Coalition miroir, l'idée du CD&V recalée par les partis francophones

La coalition miroir de Joachim Coens recalée par les francophones
La coalition miroir de Joachim Coens recalée par les francophones - © RTBF

Tels les insectes éphémères qui ne vivent que quelques heures, l’idée du CD&V de mettre en place une coalition miroir au fédéral a déjà du plomb dans l'aile.
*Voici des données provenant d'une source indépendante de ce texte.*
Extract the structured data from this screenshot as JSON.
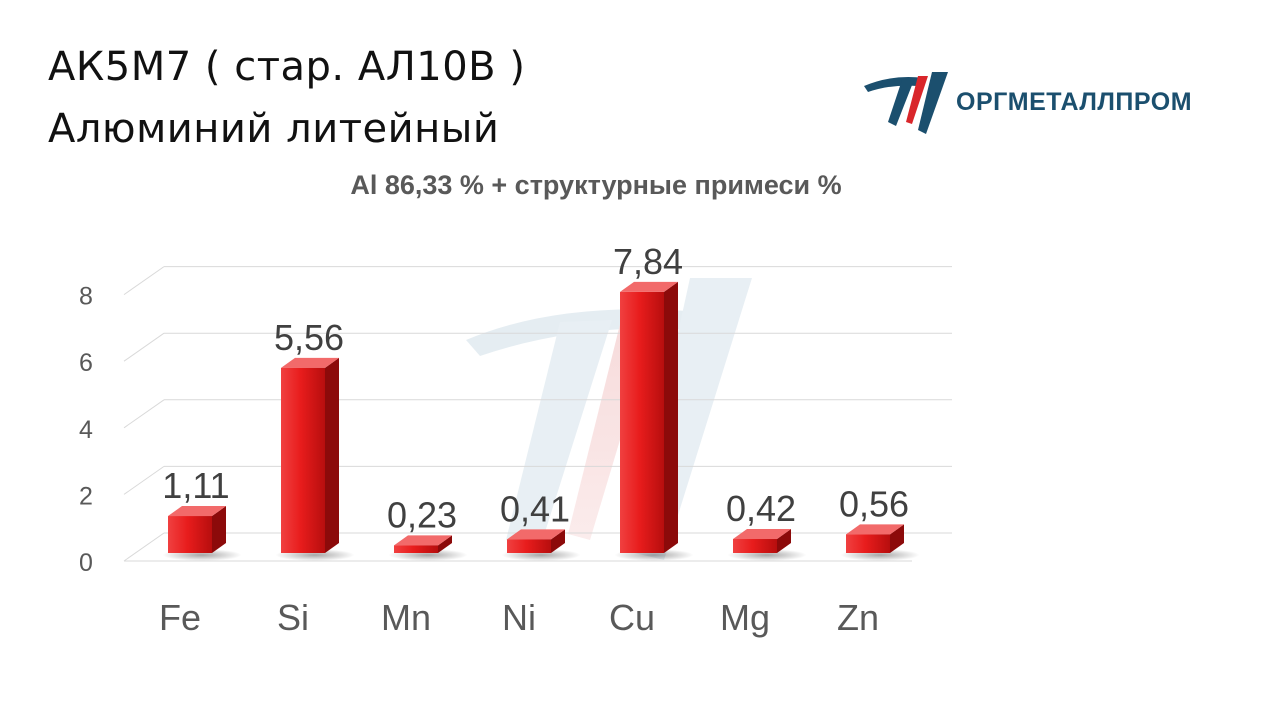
{
  "header": {
    "title_line1": "АК5М7 ( стар. АЛ10В )",
    "title_line2": "Алюминий литейный"
  },
  "logo": {
    "text": "ОРГМЕТАЛЛПРОМ",
    "colors": {
      "primary": "#1b4f6e",
      "accent": "#d9262b"
    }
  },
  "chart_data": {
    "type": "bar",
    "title": "Al 86,33 % + структурные примеси %",
    "categories": [
      "Fe",
      "Si",
      "Mn",
      "Ni",
      "Cu",
      "Mg",
      "Zn"
    ],
    "values": [
      1.11,
      5.56,
      0.23,
      0.41,
      7.84,
      0.42,
      0.56
    ],
    "value_labels": [
      "1,11",
      "5,56",
      "0,23",
      "0,41",
      "7,84",
      "0,42",
      "0,56"
    ],
    "ylim": [
      0,
      8
    ],
    "yticks": [
      0,
      2,
      4,
      6,
      8
    ],
    "grid": true,
    "bar_color": "#e21c1c",
    "style": "3d"
  }
}
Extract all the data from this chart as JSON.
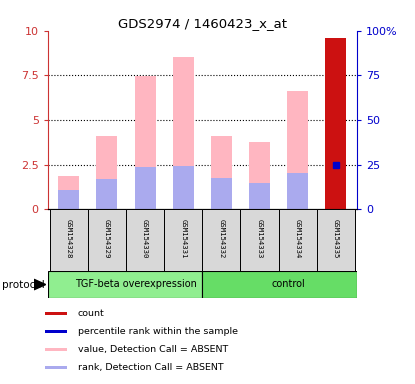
{
  "title": "GDS2974 / 1460423_x_at",
  "samples": [
    "GSM154328",
    "GSM154329",
    "GSM154330",
    "GSM154331",
    "GSM154332",
    "GSM154333",
    "GSM154334",
    "GSM154335"
  ],
  "pink_values": [
    1.85,
    4.1,
    7.45,
    8.55,
    4.1,
    3.75,
    6.6,
    9.6
  ],
  "blue_rank_values": [
    1.1,
    1.7,
    2.35,
    2.45,
    1.75,
    1.45,
    2.05,
    2.5
  ],
  "last_blue_dot_value": 2.5,
  "ylim_left": [
    0,
    10
  ],
  "ylim_right": [
    0,
    100
  ],
  "yticks_left": [
    0,
    2.5,
    5,
    7.5,
    10
  ],
  "yticks_right": [
    0,
    25,
    50,
    75,
    100
  ],
  "ytick_labels_left": [
    "0",
    "2.5",
    "5",
    "7.5",
    "10"
  ],
  "ytick_labels_right": [
    "0",
    "25",
    "50",
    "75",
    "100%"
  ],
  "protocol_groups": [
    {
      "label": "TGF-beta overexpression",
      "start": 0,
      "end": 4,
      "color": "#90EE90"
    },
    {
      "label": "control",
      "start": 4,
      "end": 8,
      "color": "#66DD66"
    }
  ],
  "bar_width": 0.55,
  "pink_color": "#FFB6C1",
  "blue_rank_color": "#AAAAEE",
  "red_color": "#CC1111",
  "blue_dot_color": "#0000CC",
  "legend_items": [
    {
      "color": "#CC1111",
      "label": "count",
      "square": true
    },
    {
      "color": "#0000CC",
      "label": "percentile rank within the sample",
      "square": true
    },
    {
      "color": "#FFB6C1",
      "label": "value, Detection Call = ABSENT",
      "square": true
    },
    {
      "color": "#AAAAEE",
      "label": "rank, Detection Call = ABSENT",
      "square": true
    }
  ],
  "left_axis_color": "#CC3333",
  "right_axis_color": "#0000CC",
  "panel_bg": "#D8D8D8"
}
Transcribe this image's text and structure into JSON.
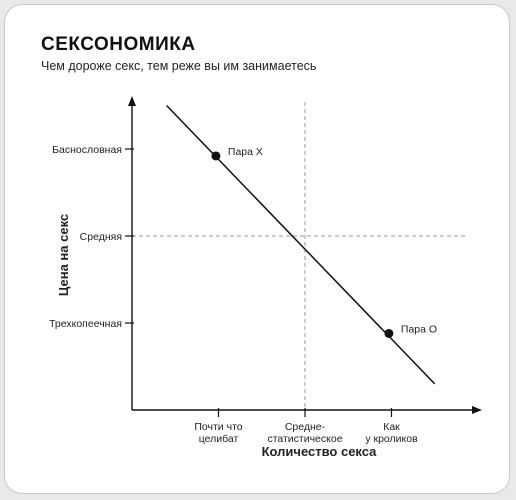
{
  "header": {
    "title": "СЕКСОНОМИКА",
    "subtitle": "Чем дороже секс, тем реже вы им занимаетесь"
  },
  "chart_data": {
    "type": "line",
    "title": "СЕКСОНОМИКА",
    "subtitle": "Чем дороже секс, тем реже вы им занимаетесь",
    "xlabel": "Количество секса",
    "ylabel": "Цена на секс",
    "x_ticks": [
      "Почти что целибат",
      "Средне-статистическое",
      "Как у кроликов"
    ],
    "y_ticks": [
      "Трехкопеечная",
      "Средняя",
      "Баснословная"
    ],
    "xlim": [
      0,
      4
    ],
    "ylim": [
      0,
      4
    ],
    "grid": false,
    "reference_lines": {
      "x": 2,
      "y": 2
    },
    "series": [
      {
        "x": [
          0.4,
          3.5
        ],
        "y": [
          3.5,
          0.3
        ]
      }
    ],
    "points": [
      {
        "label": "Пара X",
        "x": 0.97,
        "y": 2.92
      },
      {
        "label": "Пара О",
        "x": 2.97,
        "y": 0.88
      }
    ]
  },
  "colors": {
    "ink": "#111111",
    "dashed": "#9a9a9a"
  }
}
Pour résumer la proposition du président des chrétiens-démocrates flamands, Joachim Coens, il s’agit de prendre les partis de la majorité en Flandre et les partis de la majorité wallonne pour constituer la majorité fédérale… D’où le miroir, puisque la coalition fédérale serait le reflet exact des coalitions wallonne (PS, MR, Ecolo) et flamande (N-VA, CD & V, Open Vld).

Ce matin sur les ondes de la Première, le ministre wallon Willy Borsus ne cachait pas son scepticisme : "Je n’y crois pas. Le MR a toujours été favorable à la recherche de solutions mais une coalition miroir réunirait des partis qui, aujourd’hui, semblent ne pas vouloir négocier ensemble, le PS et la N-VA, Ecolo et la N-VA. Il y a la question de Bruxelles et cette piste a été dans la journée d’hier complètement incendiée. Donc je n’y crois pas mais laissons Koen Geens travailler."

Les Bruxellois montent au créneau

Quand Willy Borsus parle d’incendie pour évoquer les réactions des partis francophones, il n’a pas tort. A peine publiée par le journal De Morgen hier matin, l’idée a fait bondir les Bruxellois pour qui cette coalition miroir nie complètement Bruxelles (puisqu’elle se calque uniquement sur les gouvernements wallon et flamand). Sur twitter notamment, les réactions se sont enchaînées.

Pour le ministre-président bruxellois, Rudi Vervoort, il s’agit d’une "fausse bonne idée".

Même virulence au cdH, ou tant le président, Maxime Prévot, que la cheffe de groupe au parlement bruxellois, Céline Frémault, ont pointé le fait qu'une coalition miroir revient à nier la réalité institutionnelle de Bruxelles.  

Pour la coprésidente d’Ecolo et le président de Défi, l’idée de Joachim Coens a des relents de confédéralisme.

On l’a compris, du côté des partis francophones, le rejet est unanime. De là à dire que l’idée de coalition miroir est déjà aux oubliettes, c’est tout de même aller un peu vite. A travers Koen Geens et sa mission royale, le CD&V a toujours les cartes en mains. Libre à lui de tester la proposition du président des chrétiens-démocrates flamands.